Colleges have begun to take notice of Ford and his 6-8 frame this summer. As a member of the River City Reign’s travel team, Ford put his game on display and received offers from Norfolk State, Catawba, and Chowan.
“Chris is a late bloomer, so his best basketball is ahead of him,” said L.C. Bird coach Troy Manns. “What Chris does that coaches love is, he plays extremely hard every single possession.And he’s such an unselfish, team-first player that guys love playing with him.”
Limited to an injury for most of the year, Ford played in only two games last season. However, Ford is expected to become a dominant post presence for Bird. His length and athleticism makes him a premier rim protector, and he brings a high motor, which is crucial for the Skyhawks’ up-tempo offense.
“Chris brings energy enthusiasm and effort every day,” Manns said. “He brings an insatiable desire to learn and improve on a daily basis which makes him a joy to work with.”
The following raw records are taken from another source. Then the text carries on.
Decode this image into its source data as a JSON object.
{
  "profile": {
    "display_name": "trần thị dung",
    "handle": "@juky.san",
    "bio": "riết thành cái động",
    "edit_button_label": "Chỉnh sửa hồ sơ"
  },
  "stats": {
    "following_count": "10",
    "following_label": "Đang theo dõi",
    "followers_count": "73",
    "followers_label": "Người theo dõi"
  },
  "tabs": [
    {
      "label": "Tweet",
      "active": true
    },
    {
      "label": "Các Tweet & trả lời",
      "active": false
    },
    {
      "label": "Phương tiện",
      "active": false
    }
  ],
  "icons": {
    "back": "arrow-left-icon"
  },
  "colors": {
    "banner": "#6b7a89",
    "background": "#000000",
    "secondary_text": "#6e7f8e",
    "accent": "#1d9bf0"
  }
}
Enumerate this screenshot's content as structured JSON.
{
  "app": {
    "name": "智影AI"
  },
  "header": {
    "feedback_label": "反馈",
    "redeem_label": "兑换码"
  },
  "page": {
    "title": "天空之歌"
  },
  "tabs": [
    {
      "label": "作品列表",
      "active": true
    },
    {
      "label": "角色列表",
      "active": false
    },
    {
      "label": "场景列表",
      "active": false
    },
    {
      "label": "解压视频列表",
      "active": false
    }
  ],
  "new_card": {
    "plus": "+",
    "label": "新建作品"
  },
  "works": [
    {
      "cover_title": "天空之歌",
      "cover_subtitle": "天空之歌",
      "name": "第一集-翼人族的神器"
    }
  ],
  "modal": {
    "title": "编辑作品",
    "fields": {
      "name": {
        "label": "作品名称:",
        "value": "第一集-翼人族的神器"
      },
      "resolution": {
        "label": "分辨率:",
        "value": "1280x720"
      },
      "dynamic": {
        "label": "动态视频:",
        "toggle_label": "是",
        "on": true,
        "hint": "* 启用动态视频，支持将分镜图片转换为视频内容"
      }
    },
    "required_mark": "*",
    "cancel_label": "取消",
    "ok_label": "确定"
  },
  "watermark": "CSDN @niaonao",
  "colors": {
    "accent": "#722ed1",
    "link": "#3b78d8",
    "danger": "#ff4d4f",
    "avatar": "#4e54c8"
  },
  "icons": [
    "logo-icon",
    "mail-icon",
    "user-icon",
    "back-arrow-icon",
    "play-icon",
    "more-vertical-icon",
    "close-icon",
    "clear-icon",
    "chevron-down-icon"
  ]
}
Now the question remains: can Ford take over the reins as one of the key players in Bird’s effort to make another deep postseason run? Manns pointed out that every year it’s been different leaders for the Skyhawks, dating back to Kenny Williams and CJ Miles, then Charles Falden, and Mario Haskett and Johquin “Pinky” Wiley this past year. Every time, the players have come through in their senior year, and Manns expects it to be no different with Ford and the other seniors.
“Next man up mentality,” Manns said. “Put winning first, we over me, and we will see where they can lead us.”
Ford has started attracting the attention of colleges, he’s made huge strides in his game, and he’s locked and loaded to lead L.C. Bird in his senior year.